It’s the kind of breakthrough success that comes with a lifetime of preparation. “Recently I’ve been very busy, and it’s been really good,” Carter says, “but I feel like my progress has been slow and steady, just chipping away.”
Perhaps so, but earning the opportunity to play Paganini’s instrument has to count as a pretty big chip. Paganini’s virtuosity was so uncanny that, like bluesman Robert Johnson, he was rumored to have sold his soul to the devil. (“They had marketing even back then,” Carter notes.) His violin, the Cannon, is a masterwork created by one of the last of the famous violin-making family, the Guarneris.
“It’s very different,” Carter says. “It is much bigger than my usual violin, the string lengths are longer, and it’s a big physical workout to play. The sound is a lot darker, and very loud. You don’t find that today. It was magnificent.”
Carter played the Cannon first in Genoa, Italy, and later at Lincoln Center. She remembers demonstrating its power to the American audience, first playing a few bars on her usual violin, then on the Cannon. She said the audience gasped at the first note.
But playing a musical treasure, so valuable that armed bodyguards always flanked it, required some adjustment in Carter’s intense, percussive rhythmic style. The selections were constrained to mood pieces, and impressionistic classical compositions. The concert is recreated on the best-selling CD “Paganini After a Dream” (Verve), but, in Carter’s opinion, the essence of the instrument eluded digital capture. “You can’t get much off a recording,” she reflects philosophically, “sometimes not even emotion. It’s unfortunate, but I was happy to have done it.”
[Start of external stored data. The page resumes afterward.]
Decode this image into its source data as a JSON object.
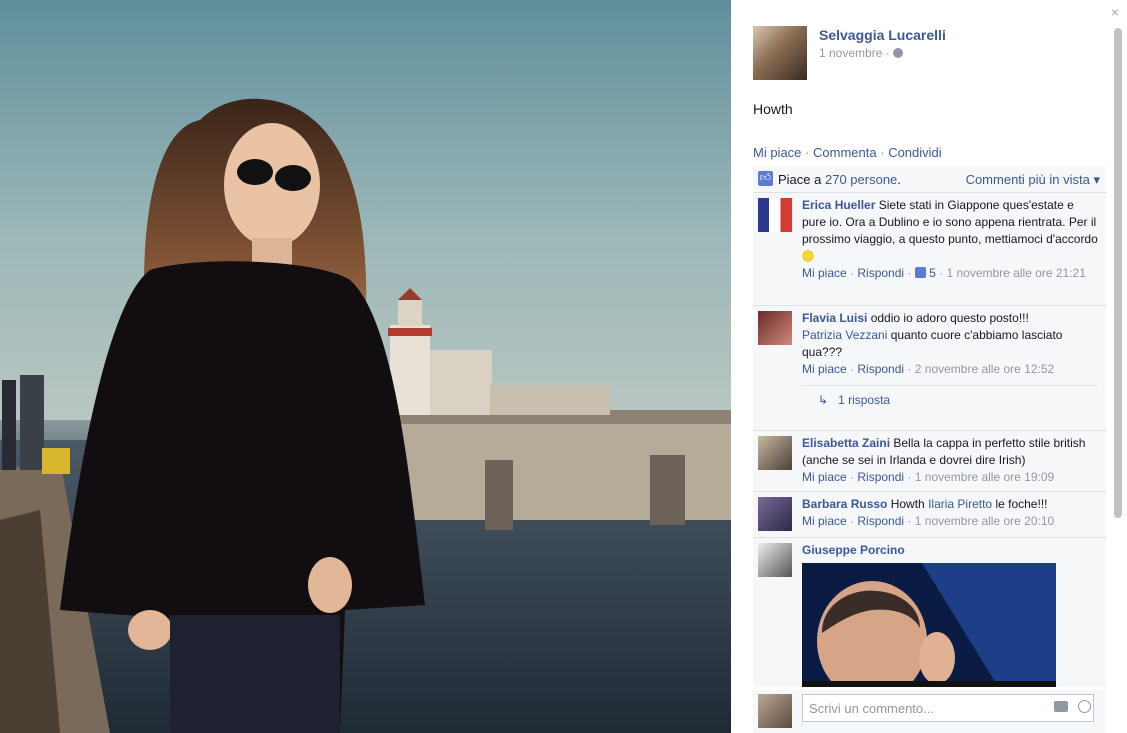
{
  "post": {
    "author": "Selvaggia Lucarelli",
    "date": "1 novembre",
    "date_sep": "·",
    "caption": "Howth",
    "actions": {
      "like": "Mi piace",
      "comment": "Commenta",
      "share": "Condividi",
      "sep": "·"
    }
  },
  "likes": {
    "prefix": "Piace a",
    "count_link": "270 persone",
    "suffix": ".",
    "sort_label": "Commenti più in vista",
    "sort_arrow": "▾"
  },
  "comments": [
    {
      "author": "Erica Hueller",
      "text": "Siete stati in Giappone ques'estate e pure io. Ora a Dublino e io sono appena rientrata. Per il prossimo viaggio, a questo punto, mettiamoci d'accordo",
      "like": "Mi piace",
      "reply": "Rispondi",
      "likes": "5",
      "time": "1 novembre alle ore 21:21"
    },
    {
      "author": "Flavia Luisi",
      "text": "oddio io adoro questo posto!!!",
      "mention": "Patrizia Vezzani",
      "text2": "quanto cuore c'abbiamo lasciato qua???",
      "like": "Mi piace",
      "reply": "Rispondi",
      "time": "2 novembre alle ore 12:52",
      "replies": "1 risposta"
    },
    {
      "author": "Elisabetta Zaini",
      "text": "Bella la cappa in perfetto stile british (anche se sei in Irlanda e dovrei dire Irish)",
      "like": "Mi piace",
      "reply": "Rispondi",
      "time": "1 novembre alle ore 19:09"
    },
    {
      "author": "Barbara Russo",
      "text": "Howth",
      "mention": "Ilaria Piretto",
      "text2": "le foche!!!",
      "like": "Mi piace",
      "reply": "Rispondi",
      "time": "1 novembre alle ore 20:10"
    },
    {
      "author": "Giuseppe Porcino"
    }
  ],
  "meta_sep": "·",
  "composer": {
    "placeholder": "Scrivi un commento..."
  },
  "close_glyph": "×",
  "icons": {
    "close": "close-icon",
    "globe": "globe-icon",
    "like": "thumbs-up-icon",
    "reply": "reply-arrow-icon",
    "camera": "camera-icon",
    "emoji": "emoji-icon"
  },
  "colors": {
    "link": "#3b5998",
    "meta": "#9197a3",
    "panel_bg": "#f6f7f9"
  }
}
For Carter the distance between modern jazz and a classical musician is not as far as it might appear. “You have to consider that Paganini was an improviser,” she says. “To me it’s just a matter of coming full circle.”
The international acclaim hasn’t gone to her head. “It helps to have a good publicist,” she says. “There are a number of great jazz violinists that are still with us. Joe Kennedy Jr., who’s from your area, Claude “Fiddler” Williams and Johnny Frigo. We should be celebrating them.”
Carter’s appreciation for the tradition is rooted in Detroit, whose ethnic diversity has been fertile ground for musical development. Arguably her best CD is “Motor City Moments,” a homage to her hometown influences, including Motown, whose distinctive sound was created by musicians from Detroit’s thriving jazz scene.
Something of a child prodigy, surrounded by styles ranging from soul to sonata, she was inspired to follow her current path by the playing of Stephane Grapelli; a performance by the legendary gypsy jazz violinist was the first live concert she attended. Her combination of lyrical technique with an omnivorous appreciation of a wide spectrum of musical styles makes her equally at home in a straight jazz session, accompanying pop singers like Mary J. Blige, or bowing swinging improvisations on a legendary instrument in front of a classical audience.
Carter and her quintet (including local hero Alvester Garnett) have no set program for their two nights in Richmond. The plan is to be spiritually open, to try their best to connect and hope for the best.
For Carter, taking risks is more rewarding than taking credit. “Playing jazz, nothing is steady,” Carter says. “But then what is safety? I get so much pleasure just to be able to step out on stage and create.” S
Regina Carter performs at the University of Richmond’s Camp Concert Hall, Jan. 26 and 27 at 7:30 p.m. Tickets cost $14-$28.